Strong Non-Farm Payroll numbers have bolstered the dollar, but caution prevails as traders await U.S. inflation data for clearer signals on the Fed’s next steps.
Meanwhile, the Swiss franc remains sensitive to its safe-haven appeal, which has been tempered by improving global risk sentiment. The Bank of Switzerland’s dovish stance compared to the Fed’s hawkish tone adds additional pressure on the franc.
As the pair dips toward support, traders are navigating the tug-of-war between dollar strength and global risk dynamics.
Picture: USD/CHF stabilises near 0.9170 as bullish momentum builds, testing key resistance at 0.9200 amidst shifting central bank sentiment, as seen on the VT Markets app.
The Swissy traded near 0.9170 with short-term bullish momentum.

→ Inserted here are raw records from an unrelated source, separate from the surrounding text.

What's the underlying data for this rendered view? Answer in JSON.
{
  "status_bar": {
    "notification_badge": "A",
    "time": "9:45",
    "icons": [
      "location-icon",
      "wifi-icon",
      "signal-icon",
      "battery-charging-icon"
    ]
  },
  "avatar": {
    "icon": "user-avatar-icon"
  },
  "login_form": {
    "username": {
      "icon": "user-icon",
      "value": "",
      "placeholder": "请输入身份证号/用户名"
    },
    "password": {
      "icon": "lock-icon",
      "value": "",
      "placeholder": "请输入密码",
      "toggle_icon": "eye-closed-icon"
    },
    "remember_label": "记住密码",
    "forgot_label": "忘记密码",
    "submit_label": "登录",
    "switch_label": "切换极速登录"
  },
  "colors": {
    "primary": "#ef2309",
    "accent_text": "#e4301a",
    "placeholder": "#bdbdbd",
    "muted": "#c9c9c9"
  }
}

The moving averages signal a potential climb, with immediate support sitting at 0.9150. Resistance lies just ahead at 0.9200—breaking above it could open doors to 0.9250.
Recent U.S. Non-Farm Payroll data has lent strength to the dollar, fueling the pair’s gains, but all eyes are now on upcoming U.S. inflation data.
A breakout above 0.9200 would confirm bullish momentum, while a dip below 0.9150 could reignite bearish sentiment.
As the pair balances between slowing U.S. economic growth and the ECB’s hawkish stance, traders remain cautious. Upcoming U.S. retail sales and Eurozone CPI data could provide fresh momentum. Any shifts in Fed rhetoric will also shape market sentiment and direction.